Hard tissue engineering has evolved over the past decades, with multiple approaches being explored and developed. Despite the rapid development and success of advanced 3D cell culture, 3D printing technologies and material developments, a gold standard approach to engineering and regenerating hard tissue substitutes such as bone, dentin and cementum, has not yet been realised.

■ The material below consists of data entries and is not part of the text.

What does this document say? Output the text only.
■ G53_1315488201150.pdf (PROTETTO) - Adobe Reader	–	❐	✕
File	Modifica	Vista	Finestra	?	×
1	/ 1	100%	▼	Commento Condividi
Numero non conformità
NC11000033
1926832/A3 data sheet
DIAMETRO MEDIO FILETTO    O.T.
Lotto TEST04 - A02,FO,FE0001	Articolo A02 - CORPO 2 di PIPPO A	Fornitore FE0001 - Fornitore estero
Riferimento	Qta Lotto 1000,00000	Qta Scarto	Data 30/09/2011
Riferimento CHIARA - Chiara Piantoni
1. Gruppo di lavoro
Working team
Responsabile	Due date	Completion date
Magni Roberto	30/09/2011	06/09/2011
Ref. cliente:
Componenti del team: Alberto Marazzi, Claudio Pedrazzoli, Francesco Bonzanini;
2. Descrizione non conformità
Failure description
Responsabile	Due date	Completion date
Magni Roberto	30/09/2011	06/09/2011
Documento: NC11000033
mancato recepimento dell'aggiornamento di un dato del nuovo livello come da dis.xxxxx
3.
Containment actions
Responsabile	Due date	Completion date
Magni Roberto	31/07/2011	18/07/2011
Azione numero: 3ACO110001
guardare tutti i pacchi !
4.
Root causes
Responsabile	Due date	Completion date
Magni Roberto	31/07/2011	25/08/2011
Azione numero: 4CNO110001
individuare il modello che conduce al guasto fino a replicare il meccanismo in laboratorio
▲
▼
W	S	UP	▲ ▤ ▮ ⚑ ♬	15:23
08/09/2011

One such strategy that differs from conventional regenerative medicine approach of other tissues, is the in vitro mineralisation of collagen templates in the absence of cells. Collagen is the most abundant protein within the human body and forms the basis of all hard tissues. Once mineralised, collagen provides important support and protection to humans, for example in the case of bone tissue. Multiple in vitro fabrication strategies and mineralisation approaches have been developed and their success in facilitating mineral deposition on collagen to achieve bone-like scaffolds evaluated. Critical to the success of such fabrication and biomineralisation approaches is the collagen template, and its chemical composition, organisation, and density. The key factors that influence such properties are the collagen processing and fabrication techniques utilised to create the template, and the mineralisation strategy employed to deposit mineral on and throughout the templates. However, despite its importance, relatively little attention has been placed on these two critical factors. Here, we critically examine the processing, fabrication and mineralisation strategies that have been used to mineralise collagen templates, and offer insights and perspectives on the most promising strategies for creating mineralised collagen scaffolds. Statement of significance: In this review, we highlight the critical need to fabricate collagen templates with advanced processing techniques, in a manner that achieves biomimicry of the hierarchical collagen structure, prior to utilising in vitro mineralisation strategies. To this end, we focus on the initial collagen that is selected, the extraction techniques used and the native fibril forming potential retained to create reconstituted collagen scaffolds. This review synthesises current best practises in material sourcing, processing, mineralisation strategies and fabrication techniques, and offers insights into how these can best be exploited in future studies to successfully mineralise collagen templates.